Publié le 10/11/2021 par Anne Feuillère / Catégorie: Critique

L’autre côté

Second long-métrage de Rachel Lang en compétition officielle au Festival du Film Francophone de Namur, Mon Légionnaire a tout pour surprendre. A priori, il n’a pas grand-chose à voir avec son premier film Baden Baden un film doux, drôle et un tantinet surréaliste qui racontait l’émancipation d’une jeune femme. Présenté à la dernière Quinzaine des réalisateurs, porté par des acteurs de renoms (Louis Garrel, Camille Cotin,...), filmé dans une pluralité de décors, plutôt choral, Mon Légionnaire pourrait presque faire figure de poids lourd du cinéma français. Loin de la légèreté donc de ce premier film. Et dans un registre bien plus grave : celui de la Légion étrangère.

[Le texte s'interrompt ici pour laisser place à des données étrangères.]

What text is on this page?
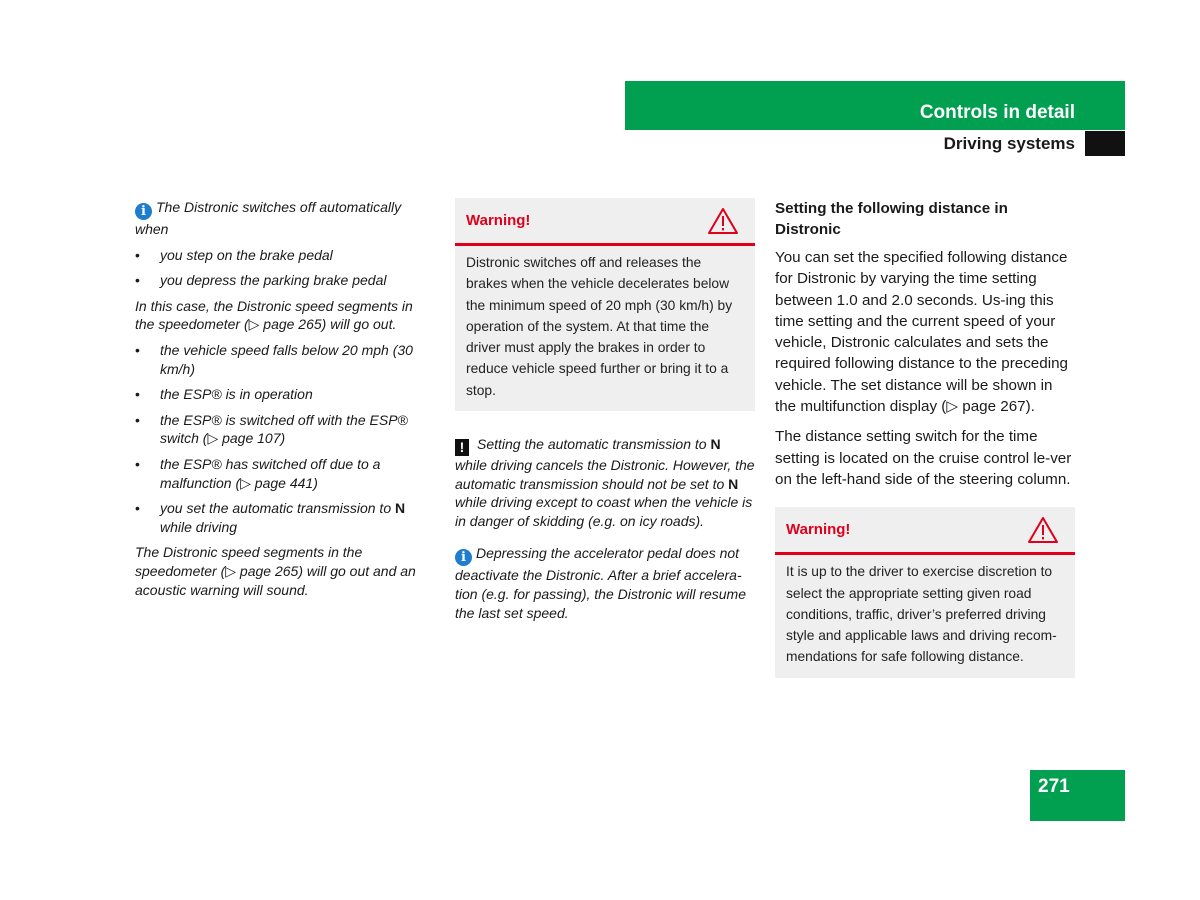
Controls in detail
Driving systems

i The Distronic switches off automatically when

• you step on the brake pedal
• you depress the parking brake pedal

In this case, the Distronic speed segments in the speedometer (▷ page 265) will go out.

• the vehicle speed falls below 20 mph (30 km/h)
• the ESP® is in operation
• the ESP® is switched off with the ESP® switch (▷ page 107)
• the ESP® has switched off due to a malfunction (▷ page 441)
• you set the automatic transmission to N while driving

The Distronic speed segments in the speedometer (▷ page 265) will go out and an acoustic warning will sound.

Warning!
Distronic switches off and releases the brakes when the vehicle decelerates below the minimum speed of 20 mph (30 km/h) by operation of the system. At that time the driver must apply the brakes in order to reduce vehicle speed further or bring it to a stop.

! Setting the automatic transmission to N while driving cancels the Distronic. However, the automatic transmission should not be set to N while driving except to coast when the vehicle is in danger of skidding (e.g. on icy roads).

i Depressing the accelerator pedal does not deactivate the Distronic. After a brief accelera-tion (e.g. for passing), the Distronic will resume the last set speed.

Setting the following distance in Distronic

You can set the specified following distance for Distronic by varying the time setting between 1.0 and 2.0 seconds. Us-ing this time setting and the current speed of your vehicle, Distronic calculates and sets the required following distance to the preceding vehicle. The set distance will be shown in the multifunction display (▷ page 267).

The distance setting switch for the time setting is located on the cruise control le-ver on the left-hand side of the steering column.

Warning!
It is up to the driver to exercise discretion to select the appropriate setting given road conditions, traffic, driver’s preferred driving style and applicable laws and driving recom-mendations for safe following distance.
271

Mon légionnaire de Rachel Lang

Alors certes, on pense à Claire Denis et peut-être que l’apparition de Grégoire Colin est une sorte de clin d'œil à Beau travail. Tout comme la dernière scène l’évoque irrémédiablement. Mais ce n’est pas ce désir troublant entre ces hommes liés par le sang, le danger, la peur, la mort qu’est allé filmer Rachel Lang. Bien sûr, elle capte les liens qui se tissent entre eux, de plus en plus forts au fil des missions mais la mort, les tirs, le champ de bataille, elle les évoque seulement à travers Maxime, qui commande ses troupes, les suit de loin, les envoie en mission, doit les abandonner, les récupérer, les soigner. Tout se passe hors champ dans le désert de sable malien où la menace plane tandis que Maxime reste en ligne avec son commandement. Si elle est toute proche, la mort est de l’autre côté des dunes.

 

Cet hors champ est le cœur du film de Rachel Lang. Pour ces hommes, il est la matière même de leur vie, l’espace de leurs douleurs et de leurs effrois. Par lui, la mort arrive. Pour leurs compagnes restées en Corse, ce lointain est non seulement redoutable parce qu’ils peuvent ne jamais en revenir mais aussi parce qu’ils n’en reviennent jamais tout-à-fait. C’est cet impossible partage, cette ligne infranchissable que Lang s’emploie à filmer dans ces effets, ces silences, ces troubles sur deux couples. L’un est beau, jeune, fragile. Et tandis que Vlad parle le langage de l’armée, Nika, venue le rejoindre, apprend elle le français. Leur langue n’est déjà plus la même. L’autre couple, plus solide et plus expérimenté, se construit autour d’un enfant et d’une famille, et lutte contre ce qui peut les séparer. Dans un savant ballet qui met sans cesse en regard le monde des hommes là-bas dans le sable de la mort et le monde des femmes ici qui attendent, rêvent, pleurent, le film tisse le récit d’expériences impossibles à partager et suit les ravages du silence, cette ombre portée sur tout par ce qui hante à jamais. Si au début du film, Nika rêve de Vlad qu’elle va rejoindre, Vlad, lui, se retrouve dans les bras de Maxime aux dernières images du film, là où le partage d’expériences limites ne peut s’éprouver que dans la chair d’un temps partagé.

 

Ce monde des soldats entre eux, Rachel Lang le connaît bien. L’un de ses courts-métrages (Pour toi je ferai bataille) s’y intéressait déjà et elle-même est réserviste dans l’armée. Son film en acquiert un véritable aspect documentaire qui lui confère son aplomb et son sérieux. Car le sujet est grave, la vie de ces hommes et de ces femmes est en jeu. Sur cette question cruciale de la place et du rôle de l’armée dans notre société, le film s’en sort par une discussion, qui nous laisse un peu sur notre faim, lors d’un repas où Maxime est passé à la question par ses proches. Le pourquoi de tout ça, qu’il s’agisse de la fonction de l’armée ou de la motivation de ces soldats, est plutôt laissé dans le hors champs lui aussi. Heureusement, le personnage de Céline, l’épouse de Maxime, par sa distance et son ironie, réussit à nous faire prendre un peu l’air. Sans elle, et sans la fraîcheur radieuse d’Ina Marija Bartaité qui interprète Nika, la gravité prendrait le risque de la lourdeur et le film celui d’un certain académisme. Si pour un second long-métrage, le pari était risqué, il est réussi. Mais sans véritable surprise finalement.